The meal plans are carb and calorie controlled, as well as fulfilling recommendations for intake of fiber, sodium, cholesterol, fat, and saturated fat. There are a plethora of excellent recipes and diabetes information on the site as well. Membership costs $20.95 per month.


2. TOPS (www.tops.org)

TOPS (Take Off Pounds Sensibly) is a nonprofit, noncommercial, weight loss support organization based in the US, with chapters located worldwide. It operates primarily by offering group support, and by accountability with weekly weigh-ins at chapter meetings.

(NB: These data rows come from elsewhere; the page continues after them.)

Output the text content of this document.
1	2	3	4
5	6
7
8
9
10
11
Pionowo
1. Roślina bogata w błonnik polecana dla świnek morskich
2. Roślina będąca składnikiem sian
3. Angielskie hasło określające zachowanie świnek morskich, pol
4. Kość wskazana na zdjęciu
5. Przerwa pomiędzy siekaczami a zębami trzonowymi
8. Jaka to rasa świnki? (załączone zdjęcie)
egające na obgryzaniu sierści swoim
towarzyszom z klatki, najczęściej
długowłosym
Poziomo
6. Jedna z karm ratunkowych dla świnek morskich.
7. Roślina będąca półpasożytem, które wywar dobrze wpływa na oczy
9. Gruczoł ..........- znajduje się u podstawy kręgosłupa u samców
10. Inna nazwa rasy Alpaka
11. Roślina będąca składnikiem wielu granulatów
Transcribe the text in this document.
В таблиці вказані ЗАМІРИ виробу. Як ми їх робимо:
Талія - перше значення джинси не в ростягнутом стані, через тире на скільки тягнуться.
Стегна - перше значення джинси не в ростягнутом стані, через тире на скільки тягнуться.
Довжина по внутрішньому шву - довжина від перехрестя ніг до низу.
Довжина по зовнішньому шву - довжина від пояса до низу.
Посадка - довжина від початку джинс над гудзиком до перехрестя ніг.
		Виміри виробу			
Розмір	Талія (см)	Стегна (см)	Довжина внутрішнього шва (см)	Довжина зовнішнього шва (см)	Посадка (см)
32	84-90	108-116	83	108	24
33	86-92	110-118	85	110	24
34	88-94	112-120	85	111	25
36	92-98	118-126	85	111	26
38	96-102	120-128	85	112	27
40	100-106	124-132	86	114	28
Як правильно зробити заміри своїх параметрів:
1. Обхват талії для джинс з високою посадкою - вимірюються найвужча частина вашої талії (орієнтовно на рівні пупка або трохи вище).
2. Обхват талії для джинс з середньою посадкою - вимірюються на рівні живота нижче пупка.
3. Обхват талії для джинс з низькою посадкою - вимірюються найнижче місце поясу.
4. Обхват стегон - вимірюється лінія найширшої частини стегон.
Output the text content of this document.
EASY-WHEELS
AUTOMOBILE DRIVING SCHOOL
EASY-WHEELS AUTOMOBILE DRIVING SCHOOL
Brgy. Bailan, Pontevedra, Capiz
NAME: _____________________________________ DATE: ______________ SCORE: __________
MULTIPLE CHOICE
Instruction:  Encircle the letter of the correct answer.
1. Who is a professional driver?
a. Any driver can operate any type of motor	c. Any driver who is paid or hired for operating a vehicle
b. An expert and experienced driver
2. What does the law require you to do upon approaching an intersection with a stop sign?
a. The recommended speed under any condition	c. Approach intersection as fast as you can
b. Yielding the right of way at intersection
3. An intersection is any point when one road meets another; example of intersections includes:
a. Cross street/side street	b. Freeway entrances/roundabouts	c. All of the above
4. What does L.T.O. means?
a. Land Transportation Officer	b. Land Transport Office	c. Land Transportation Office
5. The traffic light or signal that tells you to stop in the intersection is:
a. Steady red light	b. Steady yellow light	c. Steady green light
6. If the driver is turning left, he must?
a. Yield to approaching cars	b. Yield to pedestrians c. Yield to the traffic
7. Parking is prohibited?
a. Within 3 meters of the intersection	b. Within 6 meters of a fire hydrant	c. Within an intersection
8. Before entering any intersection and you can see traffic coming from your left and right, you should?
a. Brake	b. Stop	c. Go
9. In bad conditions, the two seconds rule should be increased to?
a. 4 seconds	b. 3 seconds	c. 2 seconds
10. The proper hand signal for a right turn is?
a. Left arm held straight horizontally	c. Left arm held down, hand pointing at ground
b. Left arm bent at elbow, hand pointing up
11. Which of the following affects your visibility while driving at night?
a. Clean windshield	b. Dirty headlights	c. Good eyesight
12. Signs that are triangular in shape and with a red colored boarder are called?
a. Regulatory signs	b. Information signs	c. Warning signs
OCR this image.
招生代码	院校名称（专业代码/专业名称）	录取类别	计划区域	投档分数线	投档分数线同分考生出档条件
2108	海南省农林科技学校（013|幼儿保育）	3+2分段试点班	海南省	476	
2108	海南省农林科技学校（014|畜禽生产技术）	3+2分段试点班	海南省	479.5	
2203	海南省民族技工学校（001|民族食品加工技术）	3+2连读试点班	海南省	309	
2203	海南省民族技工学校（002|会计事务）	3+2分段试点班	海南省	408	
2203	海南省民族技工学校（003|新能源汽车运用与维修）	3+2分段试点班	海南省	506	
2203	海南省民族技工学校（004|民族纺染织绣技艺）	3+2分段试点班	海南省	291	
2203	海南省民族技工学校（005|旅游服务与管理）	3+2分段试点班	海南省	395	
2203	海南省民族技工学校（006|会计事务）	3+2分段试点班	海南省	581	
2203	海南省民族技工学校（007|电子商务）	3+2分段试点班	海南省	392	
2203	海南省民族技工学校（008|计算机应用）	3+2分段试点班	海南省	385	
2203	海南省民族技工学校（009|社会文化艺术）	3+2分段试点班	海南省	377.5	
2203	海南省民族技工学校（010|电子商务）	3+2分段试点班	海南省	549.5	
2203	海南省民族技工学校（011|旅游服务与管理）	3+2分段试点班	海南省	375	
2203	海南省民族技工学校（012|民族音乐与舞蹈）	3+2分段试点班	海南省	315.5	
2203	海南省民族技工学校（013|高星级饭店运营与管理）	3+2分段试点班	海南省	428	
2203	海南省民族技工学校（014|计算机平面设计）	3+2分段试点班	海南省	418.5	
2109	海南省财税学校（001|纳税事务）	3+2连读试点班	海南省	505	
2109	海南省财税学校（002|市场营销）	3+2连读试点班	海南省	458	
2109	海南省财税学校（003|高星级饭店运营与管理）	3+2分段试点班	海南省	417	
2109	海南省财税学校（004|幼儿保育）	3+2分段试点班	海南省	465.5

New members should consult with their physician to obtain a goal weight, and then report it to their chapter Weight Recorder. A private weigh in occurs at each chapter meeting, followed by a program on a wide variety of topics pertaining to the weight loss journey and healthy lifestyle. Meetings provide members with positive reinforcement and motivation in adhering to their food and exercise plans.

Cost is $30 CDN per month, plus a few dollars per month in chapter operating costs. There are lots of chapters - I counted 36 within a 25 mile radius of my own postal code! You can locate a chapter here.


These are just a couple of suggestions - there are lots of great weight loss organizations out there. Find the one that's right for you!